Text by E. N. Oboymina and O. V. Tatkova

Nadezhda Sergeevna Alliluyeva

Nadezhda Alliluyeva with her daughter Svetlana.
(photo from http://www.rt-online.ru/)

Alliluyeva Nadezhda Sergeevna (Dzhugashvili) (1901, Baku - 9.11.1932, Moscow), wife I.V. Stalin . The daughter of a revolutionary, "Old Bolshevik" Sergei Yakovlevich Alliluyev (1866-1945), is Georgian by mother. There is a mythical story (not confirmed by facts) that in 1903 it fell into the river and was saved by Stalin, who was here. In 1918 she joined the RCP(b) and married Stalin, who was more than 20 years older than her. Worked in the People's Commissariat for Nationalities Affairs, in the secretariat IN AND. Lenin . On 12/10/1921, during the purge, she was expelled from the party, but on 12/14/1921 she was reinstated as a candidate member of the RCP (b). In 1926 she entered the Moscow Industrial Academy. According to the memoirs of her contemporaries, she was a kind, but mentally unbalanced woman. Committed suicide (shot herself). The immediate cause of her act was a quarrel with her husband at a festive evening (where the Molotovs and Voroshilovs were also present). Her sudden death caused many versions, incl. about her violent death. From Stalin had two children - Vasily (1921) and Svetlana (1925).

Used materials from the book: Zalessky K.A. Empire of Stalin. Biographical encyclopedic dictionary. Moscow, Veche, 2000

I.V. Stalin, N.S. Alliluyeva, E.D. Voroshilov, K.E. Voroshilov. Sochi, 1932

Alliluyeva Nadezhda Sergeevna (1901-1932). Stalin's second wife. Born in Baku, in the family of a revolutionary S.Ya. Alliluyeva. Stalin had known the Alliluyev family since the late 1890s. According to family tradition, Stalin saved Nadezhda when she fell into the sea from the embankment in Baku. (1903).

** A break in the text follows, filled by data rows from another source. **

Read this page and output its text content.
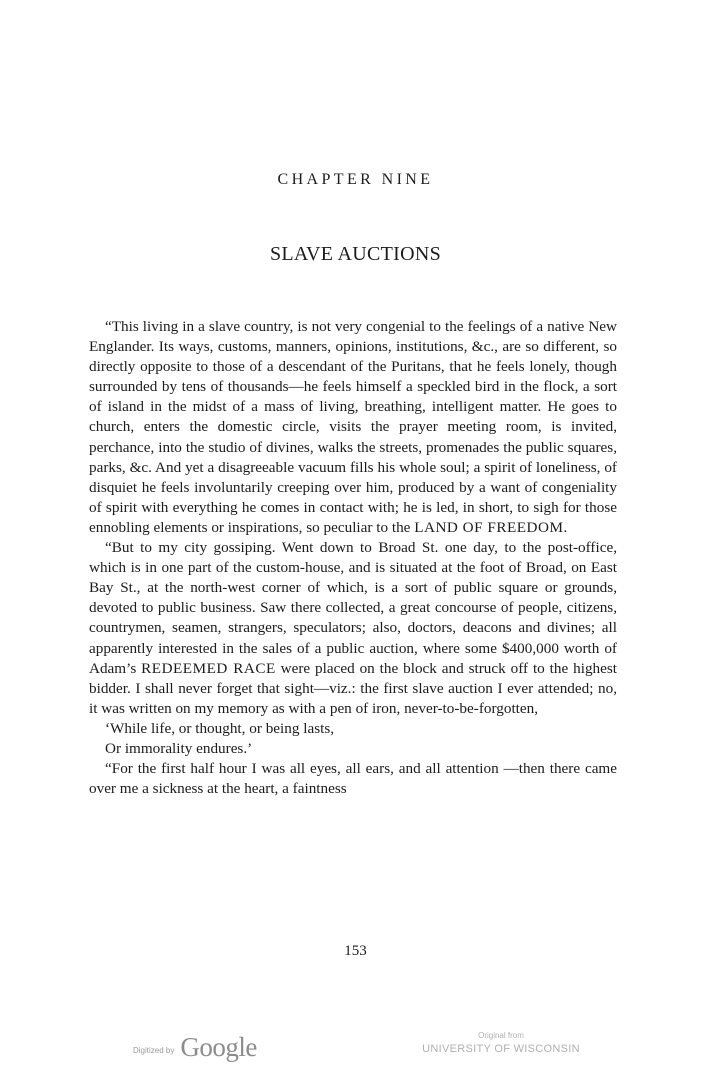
CHAPTER NINE
SLAVE AUCTIONS

“This living in a slave country, is not very congenial to the feelings of a native New Englander. Its ways, customs, manners, opinions, institutions, &c., are so different, so directly opposite to those of a descendant of the Puritans, that he feels lonely, though surrounded by tens of thousands—he feels himself a speckled bird in the flock, a sort of island in the midst of a mass of living, breathing, intelligent matter. He goes to church, enters the domestic circle, visits the prayer meeting room, is invited, perchance, into the studio of divines, walks the streets, promenades the public squares, parks, &c. And yet a disagreeable vacuum fills his whole soul; a spirit of loneliness, of disquiet he feels involuntarily creeping over him, produced by a want of congeniality of spirit with everything he comes in contact with; he is led, in short, to sigh for those ennobling elements or inspirations, so peculiar to the LAND OF FREEDOM.

“But to my city gossiping. Went down to Broad St. one day, to the post-office, which is in one part of the custom-house, and is situated at the foot of Broad, on East Bay St., at the north-west corner of which, is a sort of public square or grounds, devoted to public business. Saw there collected, a great concourse of people, citizens, countrymen, seamen, strangers, speculators; also, doctors, deacons and divines; all apparently interested in the sales of a public auction, where some $400,000 worth of Adam’s REDEEMED RACE were placed on the block and struck off to the highest bidder. I shall never forget that sight—viz.: the first slave auction I ever attended; no, it was written on my memory as with a pen of iron, never-to-be-forgotten,

‘While life, or thought, or being lasts,
Or immorality endures.’

“For the first half hour I was all eyes, all ears, and all attention —then there came over me a sickness at the heart, a faintness

153
Digitized by Google	Original from
UNIVERSITY OF WISCONSIN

They met again only in March 1917 in Petrograd, where Stalin returned from Siberian exile. In 1918, Nadezhda joined the party and began working in the Council of People's Commissars as a secretary-typist. In the same year, Stalin was sent to Tsaritsyn as an emergency commissioner for the food supply of the Eastern Front. Nadezhda, as part of Stalin's secretariat, accompanied him with her father. On this trip, they got to know each other better. In 1918, she married Stalin, and his letters with a marriage proposal were handed over to 17-year-old Nadezhda N.I. Bukharin.

Later, N. Alliluyeva worked in the secretariat of V.I. Lenin, then collaborated in the editorial office of the journal "Revolution and Culture", in the newspaper "Pravda". In 1921, she was unexpectedly expelled from the party "for social passivity and commitment to anarcho-syndicalism" and, despite Lenin's petition, was reinstated only in 1924. In 1929-1932. Alliluyeva studied at the Industrial Academy at the Faculty of Artificial Fiber. In 1921, her son Vasily was born, and in 1926, a daughter Svetlana.